When the smart phone becomes like another appendage we become lethargic to the outside world, lose sensitivity to our surroundings, find it difficult to express our emotions and read the emotions of others. When this happens, she says, it is difficult to expect human instincts and virtuous living to follow.

She recommends in the home to keep the interchange with the children open. She would like all to keep a diary of the use of the smart phone and in the evening  have a place in the living room to keep them. Before they go to sleep, as a form  of prayer she advises to review some sentences they  read during the day. Hopefully, she says this will become a habit, similar to the one they have with the smart phone.

Wednesday, September 17, 2014

Different =Wrong



In Korean the word  for 'different' and 'wrong' have a similarity that in speech fosters their incorrect use, says a professor of philosophy and ethics.
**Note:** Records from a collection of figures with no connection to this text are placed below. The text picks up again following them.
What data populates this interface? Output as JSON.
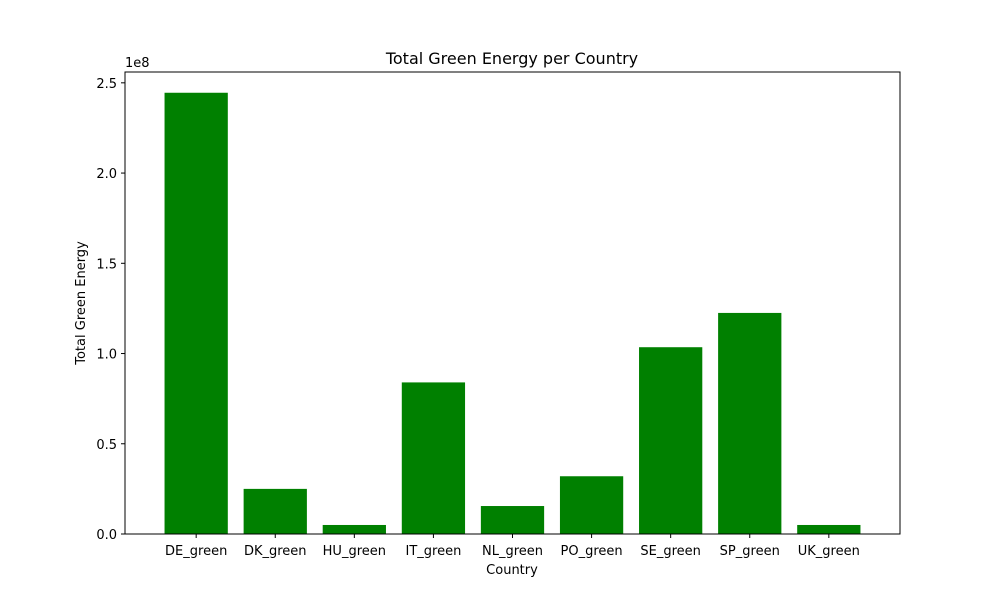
{
  "chart_data": {
    "type": "bar",
    "title": "Total Green Energy per Country",
    "xlabel": "Country",
    "ylabel": "Total Green Energy",
    "y_offset_label": "1e8",
    "y_tick_values": [
      0,
      0.5,
      1.0,
      1.5,
      2.0,
      2.5
    ],
    "y_tick_labels": [
      "0.0",
      "0.5",
      "1.0",
      "1.5",
      "2.0",
      "2.5"
    ],
    "ylim": [
      0,
      2.56
    ],
    "y_unit_multiplier": 100000000,
    "categories": [
      "DE_green",
      "DK_green",
      "HU_green",
      "IT_green",
      "NL_green",
      "PO_green",
      "SE_green",
      "SP_green",
      "UK_green"
    ],
    "values": [
      2.445,
      0.25,
      0.05,
      0.84,
      0.155,
      0.32,
      1.035,
      1.225,
      0.05
    ],
    "bar_color": "#008000",
    "grid": false,
    "legend": "none"
  }
}
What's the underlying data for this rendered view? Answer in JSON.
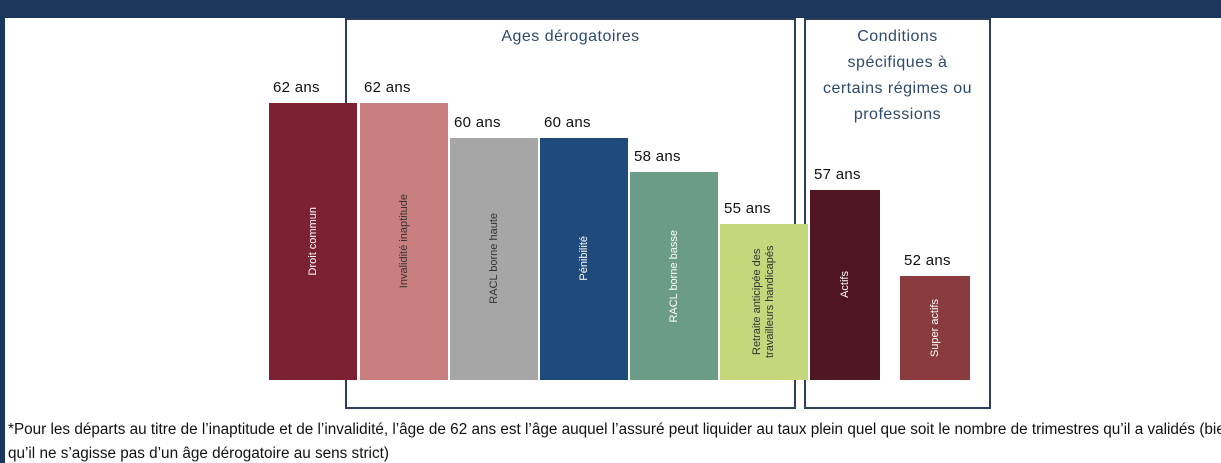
{
  "chart_data": {
    "type": "bar",
    "groups": [
      {
        "title": "Ages dérogatoires"
      },
      {
        "title": "Conditions spécifiques à certains régimes ou professions"
      }
    ],
    "categories": [
      "Droit commun",
      "Invalidité inaptitude",
      "RACL borne haute",
      "Pénibilité",
      "RACL borne basse",
      "Retraite anticipée des travailleurs handicapés",
      "Actifs",
      "Super actifs"
    ],
    "values": [
      62,
      62,
      60,
      60,
      58,
      55,
      57,
      52
    ],
    "value_labels": [
      "62 ans",
      "62 ans",
      "60 ans",
      "60 ans",
      "58 ans",
      "55 ans",
      "57 ans",
      "52 ans"
    ],
    "colors": [
      "#7b2131",
      "#c97f7f",
      "#a6a6a6",
      "#1f4a7c",
      "#6b9c88",
      "#c5d67d",
      "#4f1521",
      "#8a3b3d"
    ],
    "ylim": [
      46,
      62
    ]
  },
  "footnote": "*Pour les départs au titre de l’inaptitude et de l’invalidité, l’âge de 62 ans est l’âge auquel l’assuré peut liquider au taux plein quel que soit le nombre de trimestres qu’il a validés (bien qu’il ne s’agisse pas d’un âge dérogatoire au sens strict)"
}
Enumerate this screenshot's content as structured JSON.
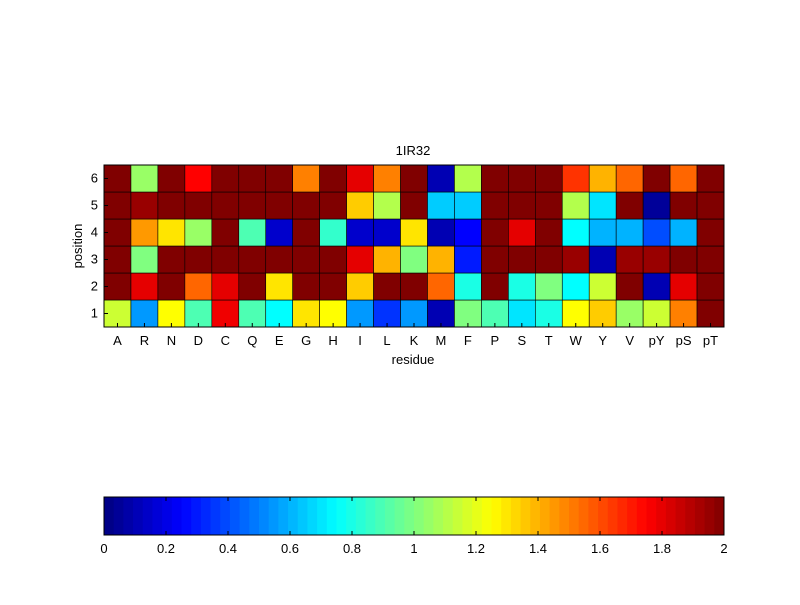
{
  "chart_data": {
    "type": "heatmap",
    "title": "1IR32",
    "xlabel": "residue",
    "ylabel": "position",
    "x_categories": [
      "A",
      "R",
      "N",
      "D",
      "C",
      "Q",
      "E",
      "G",
      "H",
      "I",
      "L",
      "K",
      "M",
      "F",
      "P",
      "S",
      "T",
      "W",
      "Y",
      "V",
      "pY",
      "pS",
      "pT"
    ],
    "y_categories": [
      "1",
      "2",
      "3",
      "4",
      "5",
      "6"
    ],
    "colormap": "jet",
    "clim": [
      0,
      2
    ],
    "colorbar": {
      "orientation": "horizontal",
      "placement": "bottom",
      "ticks": [
        0,
        0.2,
        0.4,
        0.6,
        0.8,
        1,
        1.2,
        1.4,
        1.6,
        1.8,
        2
      ],
      "tick_labels": [
        "0",
        "0.2",
        "0.4",
        "0.6",
        "0.8",
        "1",
        "1.2",
        "1.4",
        "1.6",
        "1.8",
        "2"
      ]
    },
    "values": [
      [
        1.15,
        0.55,
        1.25,
        0.9,
        1.78,
        0.9,
        0.75,
        1.3,
        1.25,
        0.55,
        0.35,
        0.55,
        0.1,
        1.0,
        0.9,
        0.7,
        0.8,
        1.25,
        1.35,
        1.05,
        1.15,
        1.5,
        2.0
      ],
      [
        2.0,
        1.8,
        2.0,
        1.55,
        1.8,
        2.0,
        1.3,
        2.0,
        2.0,
        1.35,
        2.0,
        2.0,
        1.55,
        0.8,
        2.0,
        0.8,
        1.0,
        0.75,
        1.15,
        2.0,
        0.1,
        1.8,
        2.0
      ],
      [
        2.0,
        1.0,
        2.0,
        2.0,
        2.0,
        2.0,
        2.0,
        2.0,
        2.0,
        1.8,
        1.4,
        1.0,
        1.4,
        0.3,
        2.0,
        2.0,
        2.0,
        1.95,
        0.1,
        1.95,
        1.95,
        2.0,
        2.0
      ],
      [
        2.0,
        1.45,
        1.3,
        1.05,
        2.0,
        0.9,
        0.15,
        2.0,
        0.85,
        0.15,
        0.15,
        1.3,
        0.1,
        0.25,
        2.0,
        1.8,
        2.0,
        0.75,
        0.6,
        0.6,
        0.4,
        0.6,
        2.0
      ],
      [
        2.0,
        1.95,
        2.0,
        2.0,
        2.0,
        2.0,
        2.0,
        2.0,
        2.0,
        1.35,
        1.1,
        2.0,
        0.65,
        0.65,
        2.0,
        2.0,
        2.0,
        1.1,
        0.7,
        2.0,
        0.05,
        2.0,
        2.0
      ],
      [
        2.0,
        1.05,
        2.0,
        1.75,
        2.0,
        2.0,
        2.0,
        1.5,
        2.0,
        1.8,
        1.5,
        2.0,
        0.1,
        1.1,
        2.0,
        2.0,
        2.0,
        1.65,
        1.4,
        1.55,
        2.0,
        1.55,
        2.0
      ]
    ]
  }
}
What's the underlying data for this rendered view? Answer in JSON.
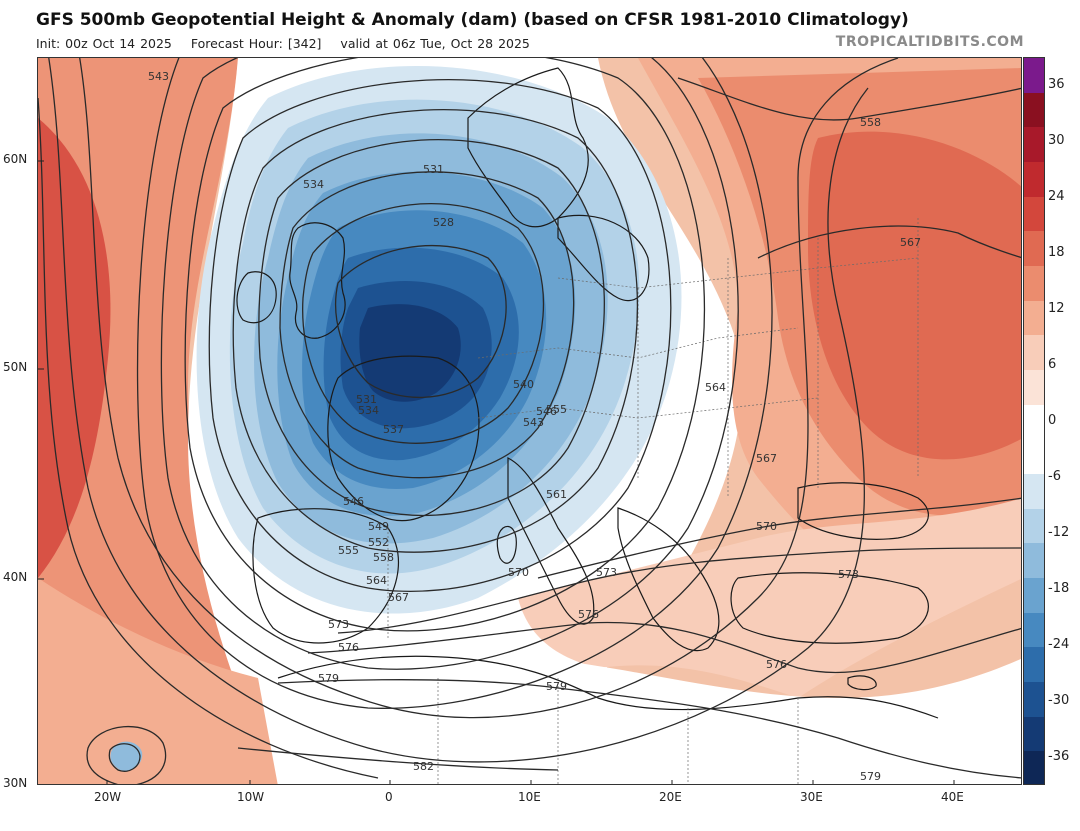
{
  "header": {
    "title": "GFS 500mb Geopotential Height & Anomaly (dam) (based on CFSR 1981-2010 Climatology)",
    "init": "Init: 00z Oct 14 2025",
    "forecast_hour": "Forecast Hour: [342]",
    "valid": "valid at 06z Tue, Oct 28 2025",
    "credit": "TROPICALTIDBITS.COM"
  },
  "axes": {
    "lat_labels": [
      "60N",
      "50N",
      "40N",
      "30N"
    ],
    "lon_labels": [
      "20W",
      "10W",
      "0",
      "10E",
      "20E",
      "30E",
      "40E"
    ]
  },
  "colorbar": {
    "labels": [
      "36",
      "30",
      "24",
      "18",
      "12",
      "6",
      "0",
      "-6",
      "-12",
      "-18",
      "-24",
      "-30",
      "-36"
    ],
    "colors": [
      "#7b1a8c",
      "#8a1020",
      "#a8192a",
      "#c02a2e",
      "#d3473c",
      "#e06a52",
      "#eb8c6e",
      "#f3ae91",
      "#f8cdb9",
      "#fbe3d7",
      "#ffffff",
      "#ffffff",
      "#d5e6f2",
      "#b3d2e8",
      "#8fbbdc",
      "#6aa3cf",
      "#4789c0",
      "#2d6dab",
      "#1d5291",
      "#143a74",
      "#0e2756"
    ]
  },
  "contours": {
    "labels": [
      "543",
      "558",
      "534",
      "531",
      "528",
      "567",
      "540",
      "564",
      "531",
      "534",
      "537",
      "543",
      "546",
      "555",
      "567",
      "561",
      "546",
      "549",
      "552",
      "555",
      "558",
      "564",
      "567",
      "570",
      "570",
      "573",
      "573",
      "576",
      "573",
      "576",
      "576",
      "579",
      "579",
      "582",
      "579"
    ]
  },
  "colors": {
    "anomaly_warm": "#e06a52",
    "anomaly_cold": "#1d5291",
    "contour_line": "#2a2a2a"
  }
}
In the diocesan bulletin he  writes about the differences and how it is an obstacle to communication. 

We use the word 'different' when we compare two or more subjects that  are not the same. An example would be the difference in the  appearance of this person and that person. On the other hand we use the word 'incorrect' when we want to express that something is wrong or contrary to what it should be. When these two words are not given their proper meaning we have the death of communication.

When I should say your opinion is different from mine and instead say you are wrong we have a fight.

Different = wrong was the thinking of the past when interchange with others was infrequent, travel  difficult and contact with other countries was rare. The Chinese idiom: 'Frog in the well' would be one way of describing the  person who  would not be able to grasp the difference between these two words.  People who have lived together for years in the same spot, the word different in accordance with their experience would be understood as incorrect. This would follow from being a racially homogeneous people. However, the professor reminds us that according to the study of genes, Korea is a composite of 60 percent  from the Northern  countries and 40 percent from the South. He regards the understanding of a homogeneous people as a myth.

Those who are similar to us are normal. The  different are abnormal and wrong: different=incorrect. This understanding has come to us from the past and we are influenced by it to this day. Blood, region, school ties all come to the fore when we have an election. Mixed blood, different races,  foreign workers, the handicapped, the weak, minorities-- realities we find difficult to accept into the nation-family. We are unyielding in this  exclusive, cliquish, and unhealthy behavior, a black and white logic which concludes the different, without discernment, to be wrong.

We want all to be the same, but we are different. There are seven billion people on the face of the earth: similar but different. Each one is an unique person.  That which is different in each one of us is what distinguishes us from the other. What makes us  different is not abnormal but normal but important as it is we do not want only to stress the difference because what is similar is greater. What makes us different  has to be in harmony and balance with what is the same. When this harmony and balance is broken or separated we all suffer. Same and different are the prerequisite for communication. In our relations rather than stressing the  different and wrong we should be more concerned with the different and the same.

There are positions that are objectively not correct and those that are correct, but when we communicate with others if we go directly to what is different and consider it wrong then the doors to  communication are closed. We are all searching for truth. Working with what is the same and what is different we keep the doors open and the possibility of agreeing in our search for truth.